A noter que la France semble peu associer l’augmentation de la productivité aux questions de santé et de sécurité : ce facteur n’est cité que par 41,6 % des répondants vs. près de 65 % au niveau européen. Moins de la moitié (47%) des établissements de l’Hexagone estiment disposer d’informations suffisantes sur la manière d’intégrer les risques psychosociaux dans les évaluations des risques.

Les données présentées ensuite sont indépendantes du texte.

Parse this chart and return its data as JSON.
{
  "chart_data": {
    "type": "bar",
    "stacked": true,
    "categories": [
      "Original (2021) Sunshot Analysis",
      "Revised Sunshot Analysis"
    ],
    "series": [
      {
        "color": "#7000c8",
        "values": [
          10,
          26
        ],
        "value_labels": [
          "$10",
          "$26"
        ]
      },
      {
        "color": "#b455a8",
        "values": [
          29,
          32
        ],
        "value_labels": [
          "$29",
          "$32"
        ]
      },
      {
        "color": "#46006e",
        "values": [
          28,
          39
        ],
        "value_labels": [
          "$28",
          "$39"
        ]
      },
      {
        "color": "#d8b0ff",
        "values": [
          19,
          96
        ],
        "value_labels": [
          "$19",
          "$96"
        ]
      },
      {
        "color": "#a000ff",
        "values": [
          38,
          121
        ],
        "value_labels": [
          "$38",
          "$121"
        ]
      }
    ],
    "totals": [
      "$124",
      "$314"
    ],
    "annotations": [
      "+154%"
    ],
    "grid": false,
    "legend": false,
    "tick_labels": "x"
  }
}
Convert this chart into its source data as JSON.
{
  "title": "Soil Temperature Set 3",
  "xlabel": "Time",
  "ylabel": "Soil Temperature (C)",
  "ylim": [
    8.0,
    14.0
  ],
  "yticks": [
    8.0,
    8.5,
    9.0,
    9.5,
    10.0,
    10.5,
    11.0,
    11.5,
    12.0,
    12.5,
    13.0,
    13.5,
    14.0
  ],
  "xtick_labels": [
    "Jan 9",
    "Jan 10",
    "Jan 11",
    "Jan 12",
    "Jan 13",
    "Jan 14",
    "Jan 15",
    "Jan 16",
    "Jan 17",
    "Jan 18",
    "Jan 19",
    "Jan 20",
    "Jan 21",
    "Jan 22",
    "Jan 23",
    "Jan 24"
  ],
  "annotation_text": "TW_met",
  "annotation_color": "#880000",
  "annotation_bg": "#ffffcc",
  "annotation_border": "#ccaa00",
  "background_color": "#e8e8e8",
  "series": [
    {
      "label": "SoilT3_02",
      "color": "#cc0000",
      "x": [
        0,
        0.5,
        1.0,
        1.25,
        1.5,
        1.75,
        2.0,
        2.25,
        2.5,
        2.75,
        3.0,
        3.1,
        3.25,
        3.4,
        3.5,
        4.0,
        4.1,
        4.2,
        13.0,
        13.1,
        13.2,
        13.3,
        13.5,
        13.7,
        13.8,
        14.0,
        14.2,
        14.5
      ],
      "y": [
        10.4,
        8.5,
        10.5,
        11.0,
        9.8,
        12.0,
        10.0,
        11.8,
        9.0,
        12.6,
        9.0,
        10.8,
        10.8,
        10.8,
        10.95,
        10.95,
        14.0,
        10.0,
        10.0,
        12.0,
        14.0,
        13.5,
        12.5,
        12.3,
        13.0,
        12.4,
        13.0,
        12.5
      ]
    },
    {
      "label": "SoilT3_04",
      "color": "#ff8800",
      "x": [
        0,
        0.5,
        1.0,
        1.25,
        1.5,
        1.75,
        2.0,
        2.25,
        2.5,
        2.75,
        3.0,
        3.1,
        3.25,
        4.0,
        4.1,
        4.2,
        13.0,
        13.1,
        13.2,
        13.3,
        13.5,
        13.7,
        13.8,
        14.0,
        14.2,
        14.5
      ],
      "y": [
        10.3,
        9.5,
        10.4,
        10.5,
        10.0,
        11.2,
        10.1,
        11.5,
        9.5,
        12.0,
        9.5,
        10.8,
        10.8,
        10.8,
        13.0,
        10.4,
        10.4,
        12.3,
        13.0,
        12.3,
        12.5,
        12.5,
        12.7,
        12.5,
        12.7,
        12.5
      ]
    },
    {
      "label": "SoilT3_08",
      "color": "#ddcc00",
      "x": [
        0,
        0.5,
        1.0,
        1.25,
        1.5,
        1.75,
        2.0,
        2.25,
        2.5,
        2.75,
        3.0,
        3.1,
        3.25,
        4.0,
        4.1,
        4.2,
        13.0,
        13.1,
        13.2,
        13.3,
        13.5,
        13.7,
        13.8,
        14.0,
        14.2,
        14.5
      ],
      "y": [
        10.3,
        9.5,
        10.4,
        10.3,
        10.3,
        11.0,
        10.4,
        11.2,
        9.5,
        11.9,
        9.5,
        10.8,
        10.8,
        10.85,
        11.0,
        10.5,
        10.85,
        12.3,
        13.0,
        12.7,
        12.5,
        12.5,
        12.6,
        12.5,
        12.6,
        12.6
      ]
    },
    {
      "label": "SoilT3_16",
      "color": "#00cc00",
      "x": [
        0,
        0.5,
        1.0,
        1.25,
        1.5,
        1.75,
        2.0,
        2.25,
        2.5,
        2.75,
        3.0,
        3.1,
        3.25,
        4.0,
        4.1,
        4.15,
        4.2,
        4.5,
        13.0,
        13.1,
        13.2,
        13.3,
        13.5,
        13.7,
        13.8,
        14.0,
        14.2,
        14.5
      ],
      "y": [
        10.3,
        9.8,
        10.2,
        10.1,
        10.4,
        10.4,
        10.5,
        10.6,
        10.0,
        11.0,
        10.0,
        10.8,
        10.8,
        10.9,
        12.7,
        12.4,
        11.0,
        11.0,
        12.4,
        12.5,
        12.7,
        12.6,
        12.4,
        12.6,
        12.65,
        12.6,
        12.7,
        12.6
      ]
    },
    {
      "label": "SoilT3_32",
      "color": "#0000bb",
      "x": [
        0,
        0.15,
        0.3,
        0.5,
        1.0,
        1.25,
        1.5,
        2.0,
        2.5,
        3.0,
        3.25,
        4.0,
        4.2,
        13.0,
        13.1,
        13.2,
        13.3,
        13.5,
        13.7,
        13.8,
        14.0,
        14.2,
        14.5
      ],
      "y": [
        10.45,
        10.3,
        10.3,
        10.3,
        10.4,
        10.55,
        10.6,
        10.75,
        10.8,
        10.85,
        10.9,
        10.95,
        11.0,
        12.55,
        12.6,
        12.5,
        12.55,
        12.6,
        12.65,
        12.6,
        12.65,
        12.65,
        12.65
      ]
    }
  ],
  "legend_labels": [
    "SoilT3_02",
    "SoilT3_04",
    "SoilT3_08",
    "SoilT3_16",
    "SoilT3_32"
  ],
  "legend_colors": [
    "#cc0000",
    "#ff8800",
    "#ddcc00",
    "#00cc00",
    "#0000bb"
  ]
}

D’où un manque d’expertise ou de spécialistes (35 %), et une réelle réticence à parler ouvertement de ces problèmes (36 %). Ce qui n’empêche pas près d’une entreprise sur trois (30%) d’avoir mis en place un plan d’action visant à prévenir le stress lié au travail. En termes d’instances de représentation du personnel sensibilisées à la gestion des risques, 25% des entreprises françaises disposent d’un comité d’hygiène, de sécurité et des conditions de travail (CHSCT), ce qui se situe dans la moyenne européenne (21%).